On Thu, Apr 22, 2010 at 6:38 AM, Přikryl Petr <prikryl@...> wrote:
> I am very new to docutils internals. I am searching
> for some tutorial, analyses, hints, etc. on using
> docutils.statemachine for building my own parser.
The only documentation for the statemachine module is in the module
itself, in the docstrings (which comprise a large chunk of the file).
Also there's a parsing overview in docutils/parsers/rst/states.py.
> I would like to rewrite our tool for generating
> documentation for our product. The tool was written
> earlier, in Python. The document target are HTML now.

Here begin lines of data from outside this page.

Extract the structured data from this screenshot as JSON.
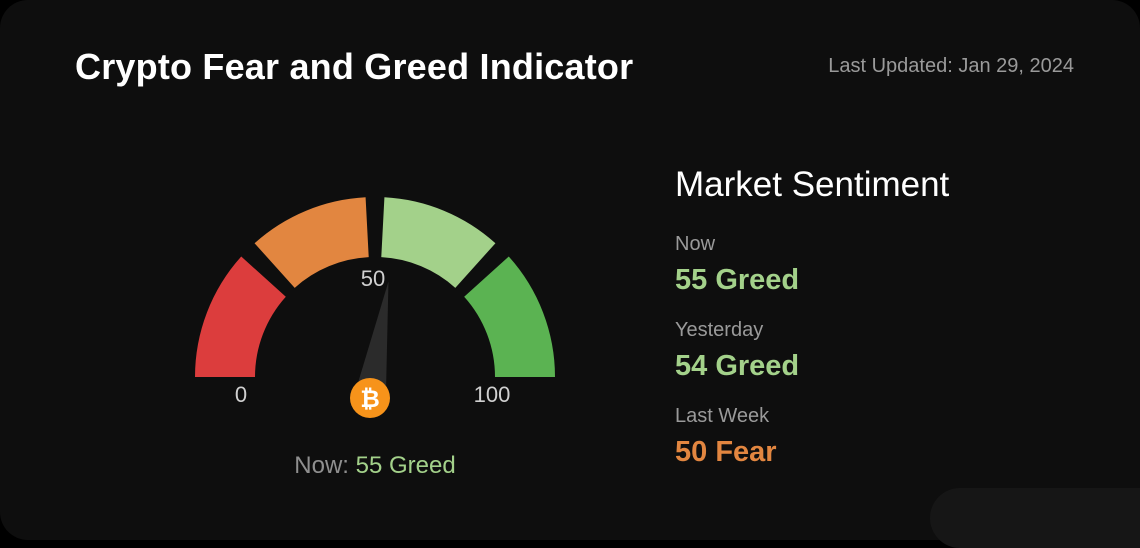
{
  "header": {
    "title": "Crypto Fear and Greed Indicator",
    "last_updated": "Last Updated: Jan 29, 2024"
  },
  "gauge": {
    "value": 55,
    "min_label": "0",
    "mid_label": "50",
    "max_label": "100",
    "icon": "bitcoin-icon",
    "bitcoin_symbol": "₿",
    "segment_colors": [
      "#dc3d3d",
      "#e28640",
      "#a3d18a",
      "#5bb352"
    ],
    "needle_color": "#2b2b2b",
    "coin_color": "#f7931a",
    "caption_label": "Now:",
    "caption_value": "55 Greed"
  },
  "sentiment": {
    "title": "Market Sentiment",
    "rows": [
      {
        "label": "Now",
        "value": "55 Greed",
        "color": "#a3d18a"
      },
      {
        "label": "Yesterday",
        "value": "54 Greed",
        "color": "#a3d18a"
      },
      {
        "label": "Last Week",
        "value": "50 Fear",
        "color": "#e28640"
      }
    ]
  }
}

> The document sources are text files with some
> HTML-like tags, with some XML-looking instructions
> (e.g. <?makeDoc img flowRT (622_mnu_mapy 75%
> 'Description of the image') ?>), with some non-HTML
> tags that are converted to span tags with classes
> (e.g. ...menu <mnu>Maps</mnu> or radio-button
> <rbtn>your choice</rbtn> plus some other extras.
Docutils' statemachine.py may not be the best way to parse your input.
A more traditional serial parser with a tokenizer, etc., may be much
better for your application. I first wrote the statemachine module to
help with complex stateful line-based parsing jobs, like "show me all
lines that start with X that follow within 5 lines of instances of Y,
but not after lines matching Z". Later I expanded it to allow for
2-dimentional parsing, where indentation was significant.
Your input text, being XML-like, may be much more amenable to
traditional parsing methods, about which there are whole textbooks
written. See, for example, "Parsing Techniques: A Practical Guide" by
Dick Grune & Ceriel Jacobs.
> Is this mailing list a good place to ask related
Sure, but again, judging by your description, I don't think using the
Docutils statemachine.py is the right approach.
David Goodger <http://python.net/~goodger>